A Trip to Israel — I

 A Trip to Israel — I

Enroute

It is a long way to Israel. 

Even broken into two flights — 10 hours from LAX to Frankfurt, four hours to Tel Aviv — it is a tiring trip.  The extensive security measures for international travel — arrival at the airport two and a half hours early, separate x-rays of computers and cameras, then coats, belts and shoes, random pat-downs of selected travelers, multiple passport checks, and long lines — add to the length of the trip.

But in historical terms, the trip is much, much longer.  President Kennedy liked to quote the Chinese proverb that a journey of a thousand miles begins with a single step.  It is impossible to imagine the innumerable steps that, over many years, have brought us to this moment.

The sheer improbability of Israel is staggering.  Writing last week, Rabbi David Wolpe captured the wonder of the Jewish state:

When the State of Israel was founded, its citizens came from authoritarian and totalitarian countries. They arrived in a region where all the surrounding countries were run by dictators.

They created a democracy.

When the State of Israel was founded, its citizens had never served in the armed forces. To be a soldier was not a cultural value in the diaspora . . . .

They created an army that won war after war against tremendous numerical superiority.

When the State of Israel was founded, the Jewish people did not have a common spoken language. . . . Hebrew was used for sacred texts, but it was sadly impoverished as a language for everyday life. . .

Within a generation, Israel had a Nobel Prize-winning author in the Hebrew language.

To speak of Israel as a nation that has defied the odds of history is to engage in gross understatement.  In a generation a nation was spun out of threads as ephemeral as hope, bluster and legend. All of it was propelled by a faith in the destiny of an everlasting people.

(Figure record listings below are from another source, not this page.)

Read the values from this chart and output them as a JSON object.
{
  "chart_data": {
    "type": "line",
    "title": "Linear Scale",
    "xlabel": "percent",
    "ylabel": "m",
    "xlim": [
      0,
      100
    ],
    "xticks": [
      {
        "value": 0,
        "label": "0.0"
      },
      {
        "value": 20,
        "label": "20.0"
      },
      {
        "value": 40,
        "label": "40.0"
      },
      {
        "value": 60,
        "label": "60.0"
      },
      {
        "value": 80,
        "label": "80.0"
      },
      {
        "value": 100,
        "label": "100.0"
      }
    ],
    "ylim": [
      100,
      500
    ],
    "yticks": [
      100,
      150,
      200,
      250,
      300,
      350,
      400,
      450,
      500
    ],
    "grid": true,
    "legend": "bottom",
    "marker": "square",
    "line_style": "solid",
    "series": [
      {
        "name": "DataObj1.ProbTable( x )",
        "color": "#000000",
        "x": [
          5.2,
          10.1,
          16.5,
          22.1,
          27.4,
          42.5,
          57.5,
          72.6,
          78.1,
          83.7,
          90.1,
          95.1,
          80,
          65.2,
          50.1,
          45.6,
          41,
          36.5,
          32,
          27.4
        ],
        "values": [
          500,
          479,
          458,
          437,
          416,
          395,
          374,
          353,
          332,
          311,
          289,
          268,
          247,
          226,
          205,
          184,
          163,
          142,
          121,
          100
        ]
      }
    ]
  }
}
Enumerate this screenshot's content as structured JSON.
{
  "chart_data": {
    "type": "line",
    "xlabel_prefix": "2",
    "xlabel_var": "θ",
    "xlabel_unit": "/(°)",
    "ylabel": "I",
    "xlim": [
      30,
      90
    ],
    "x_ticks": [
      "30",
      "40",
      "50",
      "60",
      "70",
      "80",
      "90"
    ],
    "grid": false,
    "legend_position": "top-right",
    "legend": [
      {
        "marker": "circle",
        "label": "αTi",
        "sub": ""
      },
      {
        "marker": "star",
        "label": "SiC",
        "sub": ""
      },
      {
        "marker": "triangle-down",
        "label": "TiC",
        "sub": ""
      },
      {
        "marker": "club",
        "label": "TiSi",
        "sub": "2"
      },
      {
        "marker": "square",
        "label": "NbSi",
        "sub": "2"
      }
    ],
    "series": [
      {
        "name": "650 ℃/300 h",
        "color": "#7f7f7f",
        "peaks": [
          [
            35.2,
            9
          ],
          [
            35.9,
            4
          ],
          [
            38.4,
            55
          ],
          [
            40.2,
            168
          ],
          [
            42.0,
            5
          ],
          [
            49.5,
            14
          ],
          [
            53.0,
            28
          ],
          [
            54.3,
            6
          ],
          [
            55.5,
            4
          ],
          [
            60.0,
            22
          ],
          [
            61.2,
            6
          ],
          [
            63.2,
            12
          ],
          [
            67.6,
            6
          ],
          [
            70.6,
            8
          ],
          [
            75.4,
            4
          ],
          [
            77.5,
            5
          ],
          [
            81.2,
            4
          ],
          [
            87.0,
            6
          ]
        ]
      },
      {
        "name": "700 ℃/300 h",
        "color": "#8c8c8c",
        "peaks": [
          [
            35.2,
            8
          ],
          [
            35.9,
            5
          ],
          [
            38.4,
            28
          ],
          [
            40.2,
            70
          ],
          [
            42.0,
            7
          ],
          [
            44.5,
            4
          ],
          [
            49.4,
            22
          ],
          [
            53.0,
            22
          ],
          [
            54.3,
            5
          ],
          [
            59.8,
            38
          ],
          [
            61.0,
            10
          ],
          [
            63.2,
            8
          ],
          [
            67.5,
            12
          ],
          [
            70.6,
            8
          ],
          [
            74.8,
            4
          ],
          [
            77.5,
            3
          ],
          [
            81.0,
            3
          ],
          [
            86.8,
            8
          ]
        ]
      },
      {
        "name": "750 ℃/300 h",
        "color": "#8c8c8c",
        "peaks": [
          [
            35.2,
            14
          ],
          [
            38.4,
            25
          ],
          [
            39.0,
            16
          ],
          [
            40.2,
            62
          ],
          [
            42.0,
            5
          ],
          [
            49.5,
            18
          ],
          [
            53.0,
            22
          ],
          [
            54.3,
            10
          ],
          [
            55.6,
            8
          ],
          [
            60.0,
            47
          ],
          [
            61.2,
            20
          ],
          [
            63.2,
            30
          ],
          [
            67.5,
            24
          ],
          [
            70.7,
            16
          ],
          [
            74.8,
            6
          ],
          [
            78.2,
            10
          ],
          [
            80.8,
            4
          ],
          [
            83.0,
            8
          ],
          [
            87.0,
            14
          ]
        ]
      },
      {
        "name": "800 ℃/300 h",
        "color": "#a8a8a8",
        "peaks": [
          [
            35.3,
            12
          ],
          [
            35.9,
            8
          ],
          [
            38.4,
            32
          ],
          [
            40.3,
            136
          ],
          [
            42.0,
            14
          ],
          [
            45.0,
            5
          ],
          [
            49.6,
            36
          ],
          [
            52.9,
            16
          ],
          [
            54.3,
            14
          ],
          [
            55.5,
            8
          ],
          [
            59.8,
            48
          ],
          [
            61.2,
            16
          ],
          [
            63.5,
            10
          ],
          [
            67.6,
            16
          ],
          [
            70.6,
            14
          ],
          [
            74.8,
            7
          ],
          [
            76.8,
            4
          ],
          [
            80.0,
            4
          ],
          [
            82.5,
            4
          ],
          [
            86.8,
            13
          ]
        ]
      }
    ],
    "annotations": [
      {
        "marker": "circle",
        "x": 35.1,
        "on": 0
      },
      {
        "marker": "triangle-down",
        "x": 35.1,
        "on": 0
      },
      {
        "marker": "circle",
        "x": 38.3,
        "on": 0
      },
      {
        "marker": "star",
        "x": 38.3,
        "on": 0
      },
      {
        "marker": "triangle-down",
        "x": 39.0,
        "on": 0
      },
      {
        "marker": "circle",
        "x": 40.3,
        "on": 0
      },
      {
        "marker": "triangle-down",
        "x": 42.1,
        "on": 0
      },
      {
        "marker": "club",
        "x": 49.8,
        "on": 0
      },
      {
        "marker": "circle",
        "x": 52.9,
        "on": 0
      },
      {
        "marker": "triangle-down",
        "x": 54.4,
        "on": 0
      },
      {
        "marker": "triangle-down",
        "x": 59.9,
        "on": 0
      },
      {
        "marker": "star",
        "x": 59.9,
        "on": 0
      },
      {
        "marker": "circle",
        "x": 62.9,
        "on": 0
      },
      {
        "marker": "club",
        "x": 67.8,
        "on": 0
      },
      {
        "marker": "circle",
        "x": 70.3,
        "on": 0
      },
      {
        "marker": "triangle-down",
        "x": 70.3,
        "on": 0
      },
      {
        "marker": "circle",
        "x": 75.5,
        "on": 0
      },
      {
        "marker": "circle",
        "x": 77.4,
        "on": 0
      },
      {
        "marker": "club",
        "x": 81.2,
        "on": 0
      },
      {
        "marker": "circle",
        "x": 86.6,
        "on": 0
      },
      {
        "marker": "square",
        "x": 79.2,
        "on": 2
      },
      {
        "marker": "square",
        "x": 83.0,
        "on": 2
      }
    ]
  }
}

If Israel’s mere existence is wondrous, its continued existence is even more so:

Now in the midst of its seventh war in 57 years — or rather still engaged in its original War of Independence, now extending more than half a century — forced always to fight for — and justify — its existence, unable to achieve peace even by yielding 95% of what it won in a war it didn’t start, slandered by Orwellian U.N. proclamations, living in a small portion of the biblical land in an area less than five percent the size of Iraq, continuous target of an unrelenting barbaric terrorism, unable even to build a fence against it without international rebuke — Israel has been under physical and existential duress since the very minute of its creation.

But it not only exists, and continues to exist, but has — in the midst of multiple wars – made contributions few other nations can claim, as Akiva Eldar noted last week:

[B]esides killing, being killed and producing smart bombs, the tiny Jewish state also produces Nobel Prize winners in chemistry, life-saving medicines and cutting-edge optic fibers. . . .  Israel ranks second in terms of the number of non-U.S. companies traded on the Nasdaq and the number of start-ups it has. . . . Checkpoint started in the home of two young Israelis.

All this is the result of millions of people who struggled, held fast to their religion, survived discrimination, pogroms and a Holocaust, kept memories of the land alive through the centuries, while living in far-off places without a home, each year praying that — as difficult and improbable as it seemed — next year they would be in Jerusalem.

Yesterday we were in Los Angeles. Tomorrow we will be in Jerusalem.  It is a miracle.